Entrevista
Quando perceberam que teriam que ser revistados pela polícia e enfrentar uma longa fila para adentrar na sessão solene em “homenagem” aos povos indígenas que ocorreria na Câmara dos Deputados, os representantes do povo Tupinambá, vindos do sul da Bahia, decidiram bater em retirada. “Uma casa, quando vai receber para uma sessão solene, não tem de humilhar ninguém dessa forma”, criticou Babau Tupinambá. Junto com seu povo, Babau negou-se a participar da solenidade ocorrida durante o 11º Acampamento Terra Livre (ATL)*, que aconteceu no mês de abril em Brasília.
Babau é cacique da aldeia de Serra do Padeiro, localizada na Terra Indígena (TI) Tupinambá de Olivença, no sul da Bahia. A Serra do Padeiro é uma das muitas comunidades indígenas que tiveram que buscar alternativas para sobreviver frente à violência cotidiana e à morosidade do Estado brasileiro.

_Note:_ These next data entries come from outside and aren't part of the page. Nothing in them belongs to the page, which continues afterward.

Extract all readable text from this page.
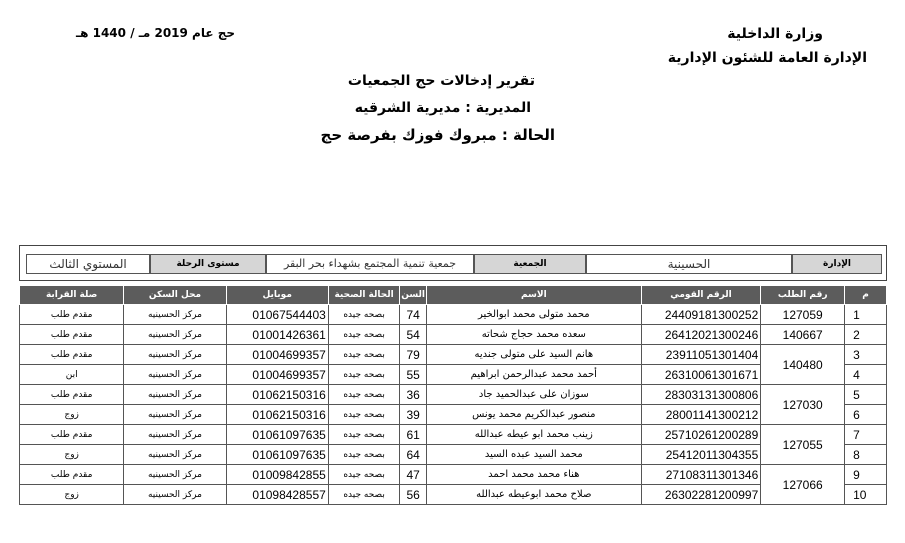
وزارة الداخلية
الإدارة العامة للشئون الإدارية
حج عام 2019 مـ / 1440 هـ
تقرير إدخالات حج الجمعيات
المديرية : مديرية الشرقيه
الحالة : مبروك فوزك بفرصة حج
الإدارة
الحسينية
الجمعية
جمعية تنمية المجتمع بشهداء بحر البقر
مستوى الرحلة
المستوي الثالث
م	رقم الطلب	الرقم القومي	الاسم	السن	الحالة الصحية	موبايل	محل السكن	صلة القرابة
1	127059	24409181300252	محمد متولى محمد ابوالخير	74	بصحه جيده	01067544403	مركز الحسينيه	مقدم طلب
2	140667	26412021300246	سعده محمد حجاج شحاته	54	بصحه جيده	01001426361	مركز الحسينيه	مقدم طلب
3	140480	23911051301404	هانم السيد على متولى جنديه	79	بصحه جيده	01004699357	مركز الحسينيه	مقدم طلب
4		26310061301671	أحمد محمد عبدالرحمن ابراهيم	55	بصحه جيده	01004699357	مركز الحسينيه	ابن
5	127030	28303131300806	سوزان على عبدالحميد جاد	36	بصحه جيده	01062150316	مركز الحسينيه	مقدم طلب
6		28001141300212	منصور عبدالكريم محمد يونس	39	بصحه جيده	01062150316	مركز الحسينيه	زوج
7	127055	25710261200289	زينب محمد ابو عيطه عبدالله	61	بصحه جيده	01061097635	مركز الحسينيه	مقدم طلب
8		25412011304355	محمد السيد عبده السيد	64	بصحه جيده	01061097635	مركز الحسينيه	زوج
9	127066	27108311301346	هناء محمد محمد احمد	47	بصحه جيده	01009842855	مركز الحسينيه	مقدم طلب
10		26302281200997	صلاح محمد ابوعيطه عبدالله	56	بصحه جيده	01098428557	مركز الحسينيه	زوج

Como outras comunidades Guarani-Kaiowá (no Mato Grosso do Sul) e Kaingang (no Rio Grande do Sul), por exemplo, o povo Tupinambá cansou-se da marginalização e da miséria e partiu, em 2004, para a retomada de partes de seu território tradicional no interior da TI Tupinambá de Olivença, cujo processo demarcatório também iniciou naquele ano. A delimitação da TI Tupinambá de Olivença – estimada em 47 mil hectares – foi concluída em 2009 e, desde então, aguarda a expedição da Portaria Declaratória do Ministério da Justiça, emperrada por decisões políticas do governo federal. Enquanto isso, a Polícia Federal e a Força Nacional de Segurança chegaram a ser enviadas para realizar ações de reintegração de posse contra os indígenas na área, o que resultou em diversos relatos de violações contra os indígenas.

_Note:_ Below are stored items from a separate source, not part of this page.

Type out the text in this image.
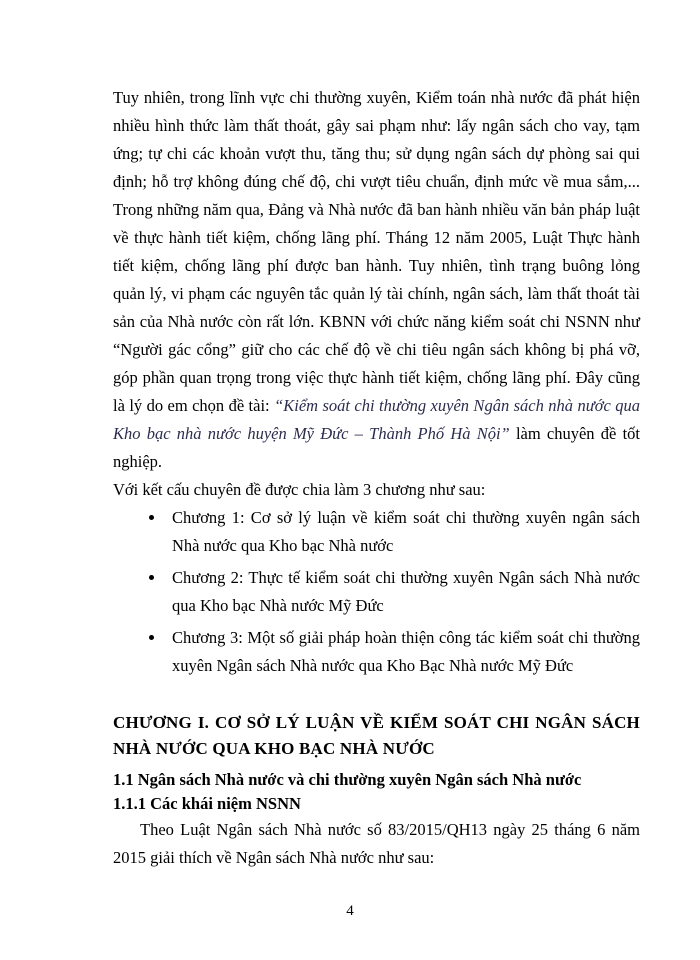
Tuy nhiên, trong lĩnh vực chi thường xuyên, Kiểm toán nhà nước đã phát hiện nhiều hình thức làm thất thoát, gây sai phạm như: lấy ngân sách cho vay, tạm ứng; tự chi các khoản vượt thu, tăng thu; sử dụng ngân sách dự phòng sai qui định; hỗ trợ không đúng chế độ, chi vượt tiêu chuẩn, định mức về mua sắm,... Trong những năm qua, Đảng và Nhà nước đã ban hành nhiều văn bản pháp luật về thực hành tiết kiệm, chống lãng phí. Tháng 12 năm 2005, Luật Thực hành tiết kiệm, chống lãng phí được ban hành. Tuy nhiên, tình trạng buông lỏng quản lý, vi phạm các nguyên tắc quản lý tài chính, ngân sách, làm thất thoát tài sản của Nhà nước còn rất lớn. KBNN với chức năng kiểm soát chi NSNN như “Người gác cổng” giữ cho các chế độ về chi tiêu ngân sách không bị phá vỡ, góp phần quan trọng trong việc thực hành tiết kiệm, chống lãng phí. Đây cũng là lý do em chọn đề tài: “Kiểm soát chi thường xuyên Ngân sách nhà nước qua Kho bạc nhà nước huyện Mỹ Đức – Thành Phố Hà Nội” làm chuyên đề tốt nghiệp.

Với kết cấu chuyên đề được chia làm 3 chương như sau:

• Chương 1: Cơ sở lý luận về kiểm soát chi thường xuyên ngân sách Nhà nước qua Kho bạc Nhà nước
• Chương 2: Thực tế kiểm soát chi thường xuyên Ngân sách Nhà nước qua Kho bạc Nhà nước Mỹ Đức
• Chương 3: Một số giải pháp hoàn thiện công tác kiểm soát chi thường xuyên Ngân sách Nhà nước qua Kho Bạc Nhà nước Mỹ Đức
CHƯƠNG I. CƠ SỞ LÝ LUẬN VỀ KIỂM SOÁT CHI NGÂN SÁCH NHÀ NƯỚC QUA KHO BẠC NHÀ NƯỚC
1.1 Ngân sách Nhà nước và chi thường xuyên Ngân sách Nhà nước
1.1.1 Các khái niệm NSNN

Theo Luật Ngân sách Nhà nước số 83/2015/QH13 ngày 25 tháng 6 năm 2015 giải thích về Ngân sách Nhà nước như sau:

4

Nesse processo, mais de vinte fazendas foram retomadas apenas na área da Serra do Padeiro, e muitas das áreas no interior do território indígena de Olivença, já reconhecido como tradicional do povo Tupinambá, encontram-se ainda sob a posse de não-índios e sob o poder de fazendeiros que não hesitam em contratar jagunços e comandar torturas, atentados e assassinatos contra os indígenas.
Durante o ATL, em Brasília, Babau Tupinambá, uma das lideranças ativas nesse processo de retomada, concedeu a entrevista a seguir, em que comenta alguns dos desdobramentos do acampamento que reuniu mais de 1500 indígenas de todo o Brasil durante quatro dias na Esplanada dos Ministérios.

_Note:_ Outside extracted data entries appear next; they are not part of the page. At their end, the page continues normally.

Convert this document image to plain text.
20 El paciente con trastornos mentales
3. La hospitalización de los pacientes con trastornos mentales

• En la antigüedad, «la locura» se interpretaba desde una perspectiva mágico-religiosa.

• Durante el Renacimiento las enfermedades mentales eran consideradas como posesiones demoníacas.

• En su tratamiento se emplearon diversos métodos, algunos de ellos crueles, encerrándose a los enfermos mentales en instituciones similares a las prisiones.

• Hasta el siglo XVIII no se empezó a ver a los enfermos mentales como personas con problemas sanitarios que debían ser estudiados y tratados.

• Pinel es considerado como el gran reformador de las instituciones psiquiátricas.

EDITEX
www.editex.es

A mobilização ocorreu num momento que é, talvez, o mais adverso enfrentado pelos povos indígenas desde a promulgação da Constituição de 1988. Por um lado, o governo Dilma – o que menos demarcou terras desde a redemocratização – mantém as demarcações paralisadas, por compromisso com a agenda do agronegócio. Por outro, a bancada ruralista avança com as tentativas de retirada de direitos dos povos indígenas, vistos como inimigos do agronegócio e limitadores da expansão das fronteiras agrícolas. Dentre os projetos prioritários dos ruralistas, a Proposta de Emenda Constitucional (PEC 215), que pretende passar do Executivo para o Legislativo a atribuição de demarcar terras indígenas, é o risco mais iminente de retrocesso. Enquanto isso, decisões recentes da Segunda Turma do Supremo Tribunal Federal (STF) desconsideram as violações sofridas pelos indígenas durante a Ditadura e aceitam recursos de fazendeiros para processos demarcatórios já concluídos.
Na entrevista, Babau também falou sobre a situação do povo Tupinambá, a relação com o Estado brasileiro e a prisão que sofreu em 2014, quando iria levar ao Papa Francisco, no Vaticano, um relatório denunciando as violações contra os direitos humanos sofridas pelos povos indígenas do Brasil. Na ocasião, Babau foi impedido de retirar seu visto e ficou sob custódia da Polícia Federal, em função de um mandado de prisão expedido dois meses antes pela Justiça da Bahia e motivado por uma denúncia de assassinato, a qual foi caracterizada por Babau como perseguição política.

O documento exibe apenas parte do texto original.